My advice would be to have one drum for each tank (or each type of water if you have differently treated water in each tank. Have the water in each tank pre-treated to match the exact specifications of the tank it is going to (pH, temp, KH, GH) and conditioned, obviously. Add a small powerhead (165 gph) in each drum to circulate the water and create surface agitation. The surface agitation will ensure you have equilibrium levels of O2 & CO2 going into the tank and the circulation will ensure that you water stays consistent throughout if you are addidng minerals or buffers. I would also think about some type of loose fitting lid to guard against any foreign materials falling in the drum.

Once the old tank water is removed you can just turn your pump on and voila, no more buckets and minimal shock and stress to your fish.

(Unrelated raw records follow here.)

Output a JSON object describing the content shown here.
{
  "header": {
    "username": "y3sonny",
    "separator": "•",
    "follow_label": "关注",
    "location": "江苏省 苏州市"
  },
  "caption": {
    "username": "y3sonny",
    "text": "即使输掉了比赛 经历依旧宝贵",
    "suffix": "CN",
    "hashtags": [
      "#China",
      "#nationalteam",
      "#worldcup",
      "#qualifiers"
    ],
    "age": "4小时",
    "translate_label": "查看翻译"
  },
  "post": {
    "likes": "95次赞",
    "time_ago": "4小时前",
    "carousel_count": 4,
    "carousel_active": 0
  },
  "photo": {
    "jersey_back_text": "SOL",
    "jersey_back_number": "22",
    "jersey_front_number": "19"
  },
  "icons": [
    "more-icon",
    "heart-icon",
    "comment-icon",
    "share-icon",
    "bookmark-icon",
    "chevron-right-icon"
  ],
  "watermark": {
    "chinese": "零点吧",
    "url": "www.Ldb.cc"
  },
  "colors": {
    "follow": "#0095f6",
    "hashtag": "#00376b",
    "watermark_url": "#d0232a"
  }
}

I don't know about pond prime, and based on the infor T1KARMANN has given in this thread I would double check before I used it. but if its the same as prime, go for it. The regular prime is a better deal than API stress coat. Next time you get a chance, read the label on prime, it does everything and is cheaper per gallon treated.

T1KARMANN said:
50% water change is to much in one go if you ask me if you feel you need to change 50% per week them do two 25%

It's not just the temp that changes when you do a big 50% water change its the ph gh and kh all of which can affect a fish more than a temp change
:nono:
Two 25% water changes back to back = one 44% water change, not one 50% water change. I do 50% water changes on my mbuna tank as needed, if your water parameters are the same then there is no problem with that.


T1KARMANN said:
If you do a 50% water change in one go and say your tank ph is 6 and the new water being used is 8 it will change the tank ph to fast in one go

How many people test the ph of the new water before adding it
:rolleyes:

I always know the parameters of the water I'm adding to my tank. I don't know anyone who would add water to an established tank without knowing the parameters, especially the pH and temperature.
 
LOL looks like you read through the entire thread/post. Thanks for your time amd insight.